When you give Lucky, one of six CMZoo African elephants, an apple, you’re giving her wild counterparts a better chance at survival. Since 2016, CMZoo’s scheduled paid elephant feeding opportunities have sent $25,000 annually to Tsavo Trust, our frontline conservation partner in Tsavo National Park. Now, guests are raising $75,000 per year for our frontline African elephant and rhino conservation partners, Tsavo Trust, just by participating in elephant feedings.
From May through October, guests can hand-feed one of CMZoo’s African elephants for $10 to $15 per bundle of produce. These special experiences are available, as long as weather allows, from 11 to 11:30 a.m. and from 2:30 to 3 p.m. daily. Animals at CMZoo always get to decide if they want to participate in these up-close guest experiences. The aging elephants at CMZoo consistently show their keepers they enjoy the interactions, which are mentally stimulating and full of yummy snacks like carrots, apples, zucchini and more.

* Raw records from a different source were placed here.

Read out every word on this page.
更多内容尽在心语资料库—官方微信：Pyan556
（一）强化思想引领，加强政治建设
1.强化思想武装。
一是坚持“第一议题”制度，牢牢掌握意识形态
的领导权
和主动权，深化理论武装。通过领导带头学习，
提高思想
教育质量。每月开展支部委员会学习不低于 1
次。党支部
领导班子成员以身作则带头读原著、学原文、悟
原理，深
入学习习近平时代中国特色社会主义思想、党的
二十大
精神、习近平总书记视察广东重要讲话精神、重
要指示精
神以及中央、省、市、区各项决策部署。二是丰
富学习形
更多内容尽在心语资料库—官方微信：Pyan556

By participating in this add-on experience with our ‘Golden Girls,’ which we affectionately call our elephants because they are in their golden years, guests can make special connections with them. These feeding opportunities help guests make that connection and make a difference for wildlife at the same time.
“Standing at the feet of one of CMZoo’s multi-ton African elephants and watching her incredible trunk reach out to take a piece of produce right from your hand is life changing,” said Nicole Chaney, CMZoo administrative and research assistant. Chaney is heavily involved with CMZoo’s conservation efforts, including our relationship with Tsavo Trust. “But, it’s not just life-changing for our guests. It’s also saving the lives of wild elephants and rhinos in Tsavo National Park. I love that we can foster these individual relationships between our elephants and guests, and that our guests have this opportunity to send support directly to wild elephants.”

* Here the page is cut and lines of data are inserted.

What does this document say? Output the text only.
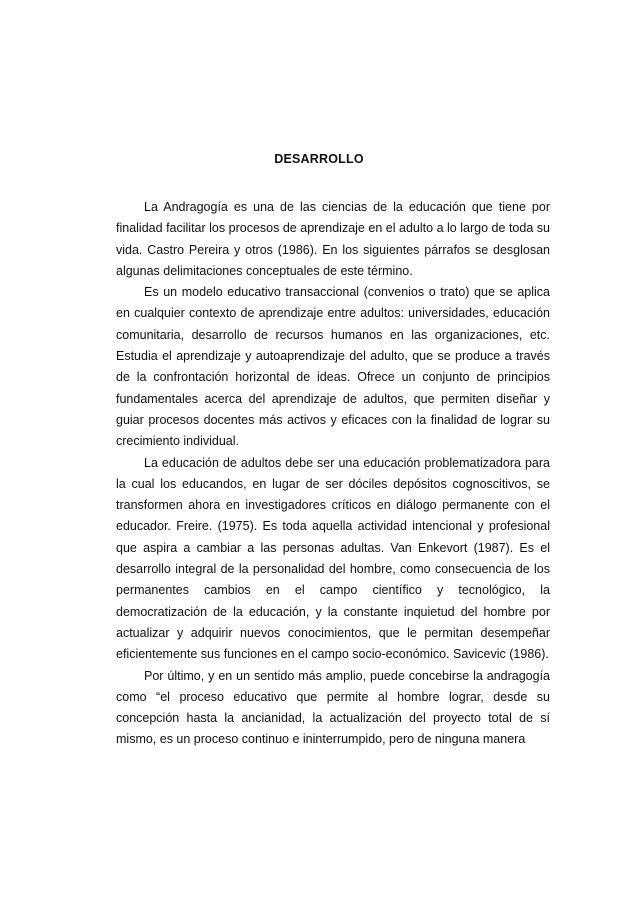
DESARROLLO

La Andragogía es una de las ciencias de la educación que tiene por finalidad facilitar los procesos de aprendizaje en el adulto a lo largo de toda su vida. Castro Pereira y otros (1986). En los siguientes párrafos se desglosan algunas delimitaciones conceptuales de este término.

Es un modelo educativo transaccional (convenios o trato) que se aplica en cualquier contexto de aprendizaje entre adultos: universidades, educación comunitaria, desarrollo de recursos humanos en las organizaciones, etc. Estudia el aprendizaje y autoaprendizaje del adulto, que se produce a través de la confrontación horizontal de ideas. Ofrece un conjunto de principios fundamentales acerca del aprendizaje de adultos, que permiten diseñar y guiar procesos docentes más activos y eficaces con la finalidad de lograr su crecimiento individual.

La educación de adultos debe ser una educación problematizadora para la cual los educandos, en lugar de ser dóciles depósitos cognoscitivos, se transformen ahora en investigadores críticos en diálogo permanente con el educador. Freire. (1975). Es toda aquella actividad intencional y profesional que aspira a cambiar a las personas adultas. Van Enkevort (1987). Es el desarrollo integral de la personalidad del hombre, como consecuencia de los permanentes cambios en el campo científico y tecnológico, la democratización de la educación, y la constante inquietud del hombre por actualizar y adquirir nuevos conocimientos, que le permitan desempeñar eficientemente sus funciones en el campo socio-económico. Savicevic (1986).

Por último, y en un sentido más amplio, puede concebirse la andragogía como “el proceso educativo que permite al hombre lograr, desde su concepción hasta la ancianidad, la actualización del proyecto total de sí mismo, es un proceso continuo e ininterrumpido, pero de ninguna manera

Tsavo Trust works to protect the last of the big tuskers, which are African elephants with tusks weighing more than 100 pounds, and other species, like black rhinos, in Tsavo National Park. Funds raised by CMZoo guests pay for pilot hours of frontline aerial surveillance that protects rhinos and elephants from poachers seeking their ivory and horns.
Along with funding from the Kratt Family Foundation, CMZoo guests’ support has helped build permanent housing that allows staff to live on the land where these critically endangered giants live. It has funded the construction of a vehicle maintenance building, which means their team isn’t delayed by having to take their vehicles outside of the park for repairs. It also funds special projects in local communities, which help residents form a connection with the elephants they share land with. One special project supported by the Kratt Family Foundation and CMZoo was the construction of two clean water boreholes in nearby communities, which have helped their conservation outreach efforts by helping locals learn more about conservation and even become inspired to protect their animal neighbors.
With this additional funding, CMZoo guests are supporting another special project focused on water, which is a precious resource for humans, animals and their entire ecosystem. This funding, and ongoing funding, is assisting with the construction of a sand dam in the park this year, which will help preserve drinking water for wildlife.
A sand dam is essentially a reinforced stone wall built across a seasonal sandy riverbed, usually on top of a stone bedrock. Water behind the sand dam raises the water table and collects on the sand, which acts as a sponge and holds water for long dry periods without evaporation.
Tsavo Trust has already constructed eight sand dams as part of a plan to construct approximately 25 for wildlife in the Tsavo National Parks. The sand dam method is a tried-and-tested method of providing small, but consistent, amounts of water through a seepage system on the downside of the dam wall, where animals can drink it. They’re ideal in arid areas, like Tsavo National Park, and don’t create the ‘desertification effect’ that’s sometimes associated with sinking of boreholes in protected areas where higher numbers of elephants live.
“Sand dams have been used to great effect in dry arid regions for humans and livestock, and now, through this project, there is no reason why wildlife cannot reap the same benefits within wildlife conservation areas,” said Chaney. “Water supply and distribution for wildlife in Tsavo National Parks has always been a huge challenge, particularly during the dry season, due to erratic rain patterns and soils that cannot hold water for extended periods. The sand dam plan could be one answer to this problem, and we’re proud to be able to support the efforts to construct several well-designed and distributed waterholes for animals over the coming years within the Tsavo Conservation Area.”